Communications Blackout in Ethiopia’s Tigray State As Fighting Breaks Out

Mobile networks, fixed-line internet and landline telephony in Ethiopia’s Tigray region have been cut off, as heavy fighting between the Ethiopian National Defense Forces and the Tigray People’s Liberation Front in the region is reported. Fighting was reported shortly after Ethiopia’s Prime Minister Abiy Ahmed ordered a military intervention in the state.

The communications blackout was reported on by NetBlocks, an NGO monitoring internet blackouts. According to NetBlocks, the blackout began at 1AM local time. Jakenn Publishing, the publisher of the Addis Standard news magazine has issued a statement urging for the lifting of the blackout, asking the Ethiopian government to “let the truth be upheld“.

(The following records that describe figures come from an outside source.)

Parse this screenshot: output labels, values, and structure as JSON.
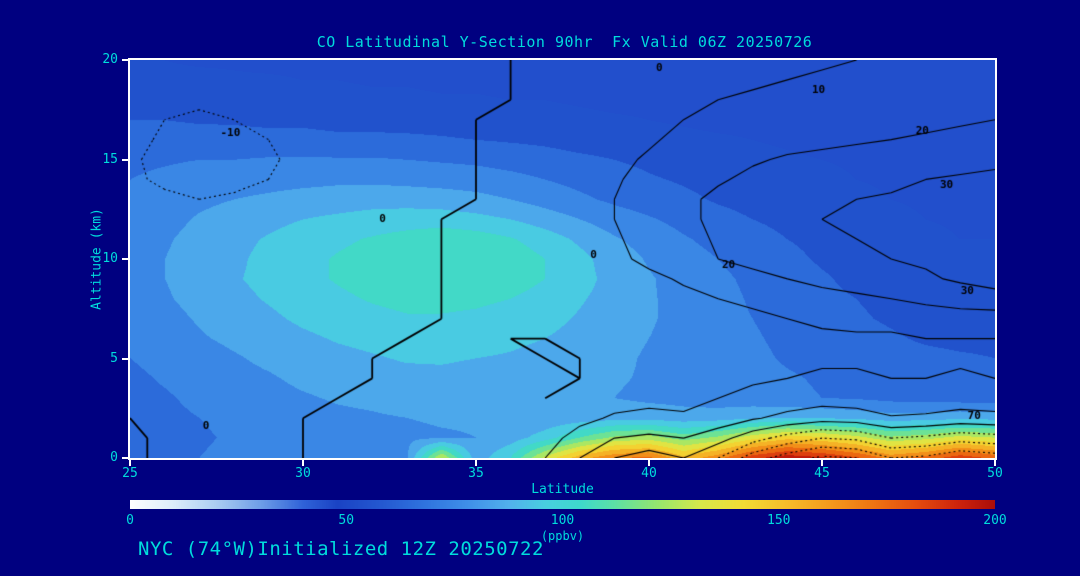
{
  "colors": {
    "background": "#000080",
    "text": "#00dcdc",
    "axis": "#ffffff",
    "contour": "#000000"
  },
  "title": "CO Latitudinal Y-Section 90hr  Fx Valid 06Z 20250726",
  "footer": "NYC (74°W)Initialized 12Z 20250722",
  "axes": {
    "x_label": "Latitude",
    "y_label": "Altitude (km)",
    "x_ticks": [
      25,
      30,
      35,
      40,
      45,
      50
    ],
    "y_ticks": [
      0,
      5,
      10,
      15,
      20
    ],
    "x_range": [
      25,
      50
    ],
    "y_range": [
      0,
      20
    ]
  },
  "colorbar": {
    "label": "(ppbv)",
    "ticks": [
      0,
      50,
      100,
      150,
      200
    ],
    "range": [
      0,
      200
    ],
    "stops": [
      [
        0,
        "#ffffff"
      ],
      [
        10,
        "#dcedfa"
      ],
      [
        20,
        "#aacdf2"
      ],
      [
        30,
        "#6f9fe8"
      ],
      [
        40,
        "#2f62d8"
      ],
      [
        48,
        "#1a43c4"
      ],
      [
        58,
        "#2458d0"
      ],
      [
        68,
        "#2f73de"
      ],
      [
        78,
        "#3f8fe8"
      ],
      [
        88,
        "#52b2ec"
      ],
      [
        96,
        "#48cfe0"
      ],
      [
        104,
        "#3ed8cc"
      ],
      [
        112,
        "#5ce0a6"
      ],
      [
        122,
        "#96e66e"
      ],
      [
        132,
        "#d8e84a"
      ],
      [
        142,
        "#f2dc34"
      ],
      [
        152,
        "#f6bc2a"
      ],
      [
        162,
        "#f49a1c"
      ],
      [
        172,
        "#ee7412"
      ],
      [
        182,
        "#e44c0e"
      ],
      [
        192,
        "#cc220c"
      ],
      [
        200,
        "#aa0e0a"
      ]
    ]
  },
  "chart_data": {
    "type": "heatmap",
    "title": "CO Latitudinal Y-Section 90hr  Fx Valid 06Z 20250726",
    "xlabel": "Latitude",
    "ylabel": "Altitude (km)",
    "units": "ppbv",
    "x": {
      "min": 25,
      "max": 50,
      "step": 1
    },
    "y": {
      "min": 0,
      "max": 20,
      "step": 1
    },
    "row_order": "bottom-up: first row is altitude 0 km, last row 20 km",
    "fill_levels_interval": 10,
    "fill_grid": [
      [
        67,
        68,
        70,
        72,
        73,
        75,
        76,
        78,
        79,
        130,
        84,
        100,
        132,
        155,
        168,
        172,
        152,
        166,
        186,
        196,
        191,
        181,
        166,
        173,
        186,
        176
      ],
      [
        66,
        67,
        69,
        71,
        73,
        74,
        76,
        77,
        78,
        79,
        80,
        85,
        95,
        110,
        122,
        125,
        115,
        122,
        136,
        146,
        142,
        134,
        122,
        126,
        134,
        130
      ],
      [
        66,
        68,
        70,
        72,
        74,
        76,
        78,
        79,
        80,
        81,
        81,
        81,
        82,
        84,
        86,
        86,
        84,
        85,
        88,
        90,
        89,
        87,
        84,
        85,
        87,
        86
      ],
      [
        67,
        69,
        72,
        74,
        77,
        79,
        81,
        82,
        84,
        84,
        84,
        83,
        82,
        81,
        80,
        78,
        77,
        75,
        74,
        72,
        70,
        69,
        67,
        66,
        65,
        64
      ],
      [
        68,
        71,
        74,
        77,
        79,
        82,
        84,
        86,
        87,
        88,
        87,
        86,
        85,
        83,
        81,
        79,
        77,
        75,
        73,
        71,
        69,
        67,
        65,
        64,
        63,
        62
      ],
      [
        70,
        73,
        76,
        79,
        82,
        85,
        87,
        89,
        91,
        91,
        90,
        89,
        87,
        85,
        82,
        79,
        77,
        74,
        72,
        69,
        67,
        65,
        63,
        62,
        61,
        60
      ],
      [
        72,
        75,
        79,
        82,
        85,
        88,
        91,
        93,
        95,
        95,
        94,
        92,
        90,
        87,
        83,
        80,
        77,
        74,
        71,
        68,
        65,
        63,
        61,
        59,
        58,
        58
      ],
      [
        74,
        77,
        81,
        85,
        88,
        92,
        95,
        97,
        99,
        99,
        98,
        96,
        93,
        89,
        85,
        81,
        77,
        73,
        70,
        67,
        64,
        61,
        59,
        57,
        56,
        56
      ],
      [
        75,
        79,
        83,
        87,
        91,
        95,
        98,
        101,
        103,
        103,
        102,
        100,
        96,
        91,
        86,
        81,
        77,
        73,
        69,
        66,
        62,
        60,
        58,
        56,
        54,
        54
      ],
      [
        76,
        80,
        84,
        89,
        93,
        97,
        101,
        104,
        106,
        108,
        107,
        105,
        100,
        94,
        86,
        81,
        76,
        72,
        68,
        64,
        61,
        58,
        56,
        54,
        52,
        52
      ],
      [
        76,
        80,
        84,
        88,
        93,
        97,
        101,
        104,
        107,
        110,
        109,
        106,
        100,
        93,
        85,
        79,
        74,
        70,
        66,
        62,
        59,
        57,
        55,
        53,
        51,
        51
      ],
      [
        75,
        79,
        83,
        87,
        91,
        95,
        98,
        101,
        104,
        107,
        105,
        101,
        95,
        88,
        81,
        76,
        71,
        67,
        63,
        60,
        58,
        56,
        54,
        52,
        50,
        50
      ],
      [
        74,
        77,
        81,
        84,
        87,
        90,
        92,
        94,
        95,
        95,
        93,
        90,
        85,
        80,
        75,
        71,
        67,
        63,
        60,
        58,
        56,
        54,
        52,
        50,
        49,
        49
      ],
      [
        72,
        75,
        78,
        80,
        82,
        84,
        85,
        86,
        86,
        85,
        83,
        80,
        76,
        72,
        68,
        65,
        62,
        59,
        57,
        55,
        53,
        52,
        50,
        49,
        48,
        48
      ],
      [
        70,
        72,
        74,
        75,
        76,
        77,
        78,
        78,
        77,
        76,
        75,
        73,
        70,
        67,
        64,
        61,
        59,
        57,
        55,
        53,
        52,
        50,
        49,
        48,
        47,
        47
      ],
      [
        68,
        69,
        70,
        70,
        71,
        71,
        71,
        71,
        70,
        69,
        68,
        66,
        64,
        62,
        60,
        58,
        56,
        54,
        52,
        51,
        50,
        49,
        48,
        47,
        46,
        46
      ],
      [
        64,
        64,
        64,
        63,
        63,
        63,
        62,
        62,
        62,
        61,
        60,
        59,
        58,
        56,
        55,
        53,
        52,
        51,
        50,
        49,
        48,
        47,
        46,
        46,
        45,
        45
      ],
      [
        60,
        60,
        59,
        59,
        58,
        58,
        57,
        57,
        56,
        56,
        55,
        54,
        53,
        52,
        51,
        50,
        49,
        48,
        48,
        47,
        46,
        46,
        45,
        44,
        44,
        44
      ],
      [
        56,
        55,
        55,
        54,
        54,
        53,
        53,
        52,
        52,
        51,
        51,
        50,
        50,
        49,
        48,
        48,
        47,
        46,
        46,
        45,
        45,
        44,
        44,
        43,
        43,
        43
      ],
      [
        53,
        52,
        52,
        51,
        51,
        50,
        50,
        49,
        49,
        48,
        48,
        47,
        47,
        46,
        46,
        45,
        45,
        44,
        44,
        44,
        43,
        43,
        43,
        42,
        42,
        42
      ],
      [
        50,
        50,
        49,
        49,
        48,
        48,
        47,
        47,
        46,
        46,
        46,
        45,
        45,
        44,
        44,
        43,
        43,
        43,
        42,
        42,
        42,
        42,
        41,
        41,
        41,
        41
      ]
    ],
    "overlay_contours": {
      "levels": [
        -10,
        0,
        10,
        20,
        30,
        40,
        50,
        60,
        70
      ],
      "negative_style": "dotted",
      "grid": [
        [
          1,
          -1,
          -2,
          -2,
          -1,
          0,
          1,
          1,
          2,
          2,
          3,
          5,
          10,
          20,
          30,
          35,
          30,
          40,
          55,
          65,
          72,
          70,
          60,
          62,
          68,
          65
        ],
        [
          1,
          -1,
          -2,
          -2,
          -1,
          0,
          1,
          1,
          2,
          2,
          3,
          4,
          7,
          13,
          20,
          22,
          20,
          26,
          36,
          44,
          50,
          48,
          40,
          42,
          46,
          44
        ],
        [
          0,
          -1,
          -1,
          -1,
          0,
          0,
          1,
          1,
          1,
          2,
          2,
          3,
          5,
          8,
          11,
          12,
          11,
          14,
          19,
          23,
          26,
          25,
          21,
          22,
          24,
          23
        ],
        [
          -1,
          -1,
          -1,
          -1,
          -1,
          0,
          0,
          1,
          1,
          1,
          1,
          1,
          0,
          2,
          7,
          8,
          8,
          10,
          12,
          14,
          16,
          15,
          13,
          13,
          15,
          14
        ],
        [
          -1,
          -1,
          -1,
          -1,
          -1,
          -1,
          0,
          0,
          1,
          2,
          2,
          2,
          1,
          0,
          5,
          6,
          6,
          7,
          9,
          10,
          11,
          11,
          10,
          10,
          11,
          10
        ],
        [
          -1,
          -1,
          -1,
          -1,
          -1,
          -1,
          -1,
          0,
          1,
          2,
          2,
          1,
          0,
          0,
          4,
          5,
          5,
          6,
          7,
          8,
          9,
          9,
          8,
          8,
          9,
          9
        ],
        [
          -1,
          -1,
          -1,
          -1,
          -1,
          -1,
          -1,
          -1,
          0,
          1,
          1,
          0,
          0,
          1,
          3,
          4,
          5,
          6,
          7,
          8,
          9,
          9,
          9,
          10,
          10,
          10
        ],
        [
          -2,
          -1,
          -1,
          -1,
          0,
          0,
          0,
          0,
          0,
          0,
          1,
          1,
          1,
          2,
          3,
          4,
          6,
          7,
          8,
          10,
          11,
          12,
          12,
          13,
          14,
          14
        ],
        [
          -2,
          -2,
          -1,
          -1,
          0,
          0,
          0,
          0,
          0,
          0,
          1,
          1,
          2,
          2,
          4,
          6,
          8,
          10,
          12,
          14,
          16,
          18,
          20,
          23,
          26,
          28
        ],
        [
          -3,
          -2,
          -2,
          -1,
          -1,
          0,
          0,
          0,
          0,
          0,
          1,
          1,
          2,
          3,
          5,
          8,
          11,
          14,
          17,
          20,
          23,
          25,
          27,
          29,
          31,
          32
        ],
        [
          -4,
          -3,
          -2,
          -2,
          -1,
          -1,
          0,
          0,
          0,
          0,
          1,
          1,
          2,
          4,
          8,
          12,
          16,
          20,
          23,
          26,
          28,
          29,
          30,
          31,
          32,
          33
        ],
        [
          -5,
          -4,
          -3,
          -2,
          -2,
          -1,
          -1,
          0,
          0,
          0,
          1,
          1,
          3,
          5,
          9,
          13,
          17,
          21,
          24,
          27,
          29,
          30,
          31,
          32,
          33,
          34
        ],
        [
          -6,
          -5,
          -4,
          -3,
          -2,
          -2,
          -1,
          -1,
          0,
          0,
          1,
          1,
          3,
          6,
          10,
          14,
          18,
          22,
          25,
          28,
          30,
          31,
          32,
          33,
          34,
          35
        ],
        [
          -8,
          -9,
          -10,
          -9,
          -7,
          -5,
          -3,
          -2,
          -1,
          0,
          0,
          1,
          3,
          6,
          10,
          14,
          18,
          22,
          25,
          27,
          29,
          30,
          31,
          32,
          33,
          34
        ],
        [
          -9,
          -11,
          -12,
          -12,
          -10,
          -7,
          -4,
          -2,
          -1,
          0,
          0,
          1,
          3,
          6,
          9,
          13,
          16,
          19,
          22,
          24,
          26,
          27,
          28,
          30,
          31,
          32
        ],
        [
          -9,
          -12,
          -13,
          -13,
          -11,
          -8,
          -5,
          -3,
          -1,
          0,
          0,
          1,
          3,
          5,
          8,
          11,
          14,
          17,
          19,
          21,
          22,
          23,
          24,
          26,
          27,
          28
        ],
        [
          -8,
          -11,
          -13,
          -12,
          -10,
          -8,
          -5,
          -3,
          -2,
          -1,
          0,
          1,
          2,
          4,
          7,
          9,
          12,
          14,
          16,
          17,
          18,
          19,
          20,
          21,
          22,
          23
        ],
        [
          -8,
          -10,
          -11,
          -10,
          -9,
          -7,
          -5,
          -3,
          -2,
          -1,
          0,
          1,
          2,
          4,
          6,
          8,
          10,
          12,
          13,
          14,
          15,
          16,
          17,
          18,
          19,
          20
        ],
        [
          -7,
          -8,
          -9,
          -8,
          -7,
          -6,
          -4,
          -3,
          -2,
          -1,
          0,
          0,
          1,
          3,
          5,
          7,
          8,
          10,
          11,
          12,
          13,
          14,
          15,
          16,
          17,
          18
        ],
        [
          -6,
          -7,
          -7,
          -7,
          -6,
          -5,
          -4,
          -3,
          -2,
          -1,
          0,
          0,
          1,
          2,
          4,
          5,
          6,
          8,
          9,
          10,
          11,
          12,
          13,
          14,
          15,
          16
        ],
        [
          -5,
          -6,
          -6,
          -6,
          -5,
          -4,
          -3,
          -2,
          -2,
          -1,
          0,
          0,
          1,
          2,
          3,
          4,
          5,
          6,
          7,
          8,
          9,
          10,
          11,
          12,
          13,
          14
        ]
      ],
      "labels": [
        {
          "text": "-10",
          "lat": 27.9,
          "alt": 16.3
        },
        {
          "text": "0",
          "lat": 40.3,
          "alt": 19.6
        },
        {
          "text": "10",
          "lat": 44.9,
          "alt": 18.5
        },
        {
          "text": "20",
          "lat": 47.9,
          "alt": 16.4
        },
        {
          "text": "30",
          "lat": 48.6,
          "alt": 13.7
        },
        {
          "text": "0",
          "lat": 32.3,
          "alt": 12.0
        },
        {
          "text": "0",
          "lat": 38.4,
          "alt": 10.2
        },
        {
          "text": "20",
          "lat": 42.3,
          "alt": 9.7
        },
        {
          "text": "30",
          "lat": 49.2,
          "alt": 8.4
        },
        {
          "text": "70",
          "lat": 49.4,
          "alt": 2.1
        },
        {
          "text": "0",
          "lat": 27.2,
          "alt": 1.6
        }
      ]
    }
  }
}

The order for a military intervention came shortly after Abiy declared today a six-month state of emergency in Tigray. The declaration follows a government claim that an Ethiopian National Defense Forces base in the region had been attacked by the TPLF earlier today.

A copy of the press statement by the Ethiopian Prime Minister’s Office on the attack, as uploaded to their Facebook page

In a televised address, Abiy stated that there had been “several martyrs” in the attack that took place in the early hours of Wednesday, accusing the TPLF of attempting to steal artillery pieces and other military equipment from the base. He said: “The final point of the red line has been crossed. Force is being used as the last measure to save the people and the country”.

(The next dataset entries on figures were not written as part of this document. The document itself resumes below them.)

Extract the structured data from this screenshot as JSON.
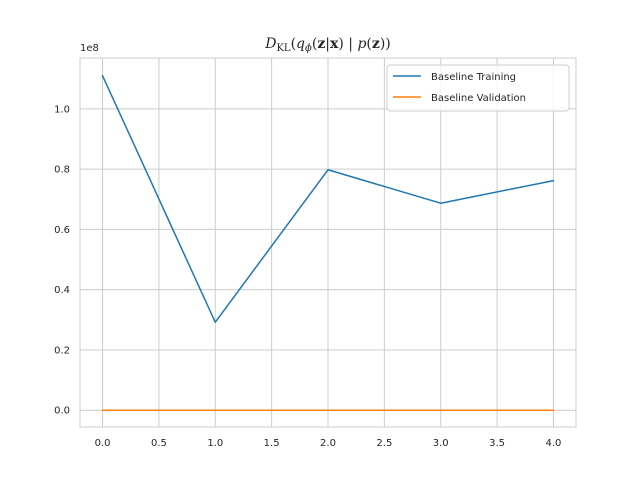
{
  "chart_data": {
    "type": "line",
    "title_parts": {
      "d": "D",
      "kl": "KL",
      "open": "(",
      "q": "q",
      "phi": "ϕ",
      "args1": "(",
      "z1": "z",
      "bar": "|",
      "x": "x",
      "args1_close": ")",
      "sep": " | ",
      "p": "p",
      "args2": "(",
      "z2": "z",
      "args2_close": ")",
      "close": ")"
    },
    "y_offset_label": "1e8",
    "xlim": [
      -0.2,
      4.2
    ],
    "ylim": [
      -0.0557,
      1.1689
    ],
    "y_multiplier": 100000000,
    "x_ticks": [
      0.0,
      0.5,
      1.0,
      1.5,
      2.0,
      2.5,
      3.0,
      3.5,
      4.0
    ],
    "x_tick_labels": [
      "0.0",
      "0.5",
      "1.0",
      "1.5",
      "2.0",
      "2.5",
      "3.0",
      "3.5",
      "4.0"
    ],
    "y_ticks": [
      0.0,
      0.2,
      0.4,
      0.6,
      0.8,
      1.0
    ],
    "y_tick_labels": [
      "0.0",
      "0.2",
      "0.4",
      "0.6",
      "0.8",
      "1.0"
    ],
    "grid": true,
    "legend_position": "top-right",
    "x": [
      0,
      1,
      2,
      3,
      4
    ],
    "series": [
      {
        "name": "Baseline Training",
        "color": "#1f77b4",
        "values": [
          1.11,
          0.292,
          0.798,
          0.687,
          0.762
        ]
      },
      {
        "name": "Baseline Validation",
        "color": "#ff7f0e",
        "values": [
          0.0,
          0.0,
          0.0,
          0.0,
          0.0
        ]
      }
    ]
  }
}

Analysts and diplomats had previously warned of armed conflict as a highly likely outcome of escalating tensions between the TPLF and the Ethiopian federal government. Tensions between both rose after Tigray regional leaders conducted regional elections in September that were deemed illegal by the federal government, owing to electoral officials ruling in March to suspend all elections until the COVID-19 situation in the country eased. Both the TPLF-dominated regional government and Addis Ababa now view each other as illegitimate, with federal lawmakers voting in October to cut off contact with Tigray leaders as well as federal funding.

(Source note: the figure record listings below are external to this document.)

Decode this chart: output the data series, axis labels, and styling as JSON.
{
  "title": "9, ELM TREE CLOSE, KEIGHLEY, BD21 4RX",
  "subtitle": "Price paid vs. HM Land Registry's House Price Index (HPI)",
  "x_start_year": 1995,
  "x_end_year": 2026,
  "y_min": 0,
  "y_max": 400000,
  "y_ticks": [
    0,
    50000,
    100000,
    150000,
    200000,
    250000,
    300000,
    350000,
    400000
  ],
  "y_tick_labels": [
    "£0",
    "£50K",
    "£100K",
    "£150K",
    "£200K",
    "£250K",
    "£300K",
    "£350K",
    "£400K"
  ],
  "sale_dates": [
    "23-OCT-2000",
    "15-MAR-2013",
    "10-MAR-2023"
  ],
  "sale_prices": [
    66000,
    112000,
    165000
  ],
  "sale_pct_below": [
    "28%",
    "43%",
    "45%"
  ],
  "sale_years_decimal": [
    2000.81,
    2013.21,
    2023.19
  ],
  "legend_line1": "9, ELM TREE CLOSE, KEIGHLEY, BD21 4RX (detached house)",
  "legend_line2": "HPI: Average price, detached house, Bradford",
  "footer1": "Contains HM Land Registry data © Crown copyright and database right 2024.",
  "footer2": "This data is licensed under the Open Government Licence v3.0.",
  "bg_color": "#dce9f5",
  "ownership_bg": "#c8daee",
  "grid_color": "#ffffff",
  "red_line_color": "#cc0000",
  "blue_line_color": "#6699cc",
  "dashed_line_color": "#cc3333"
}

Much of the Ethiopian National Defense Forces’ equipment and personnel is based in Tigray, a legacy of the bitter 1998-2000 Eritrean–Ethiopian War, Africa’s deadliest border war to date. The Tigray regional government has already claimed that the Northern Command of the National Defense Forces had defected to the TPLF’s side, although the claim was denied by prime minister’s spokesman Billene Seyoum. Regardless of the veracity of the defections, the amount of military hardware in the region raises concerns of a protracted civil war with significant collateral damage. Additionally, the Prime Minister has called for the return of three lieutenant generals that had been previously laid off by the National Defense Forces.

Communications blackouts are routinely used by 2019 Nobel Peace Prize winner Abiy’s government during protests or security crises, with Human Rights Watch reporting eight such blackouts during 2019, including a nationwide blackout following the assassination of 5 senior governmental officials in late June. That such a heavy-handed tool is used so frequently in peacetime is cause for concern, and doubly so during military operations.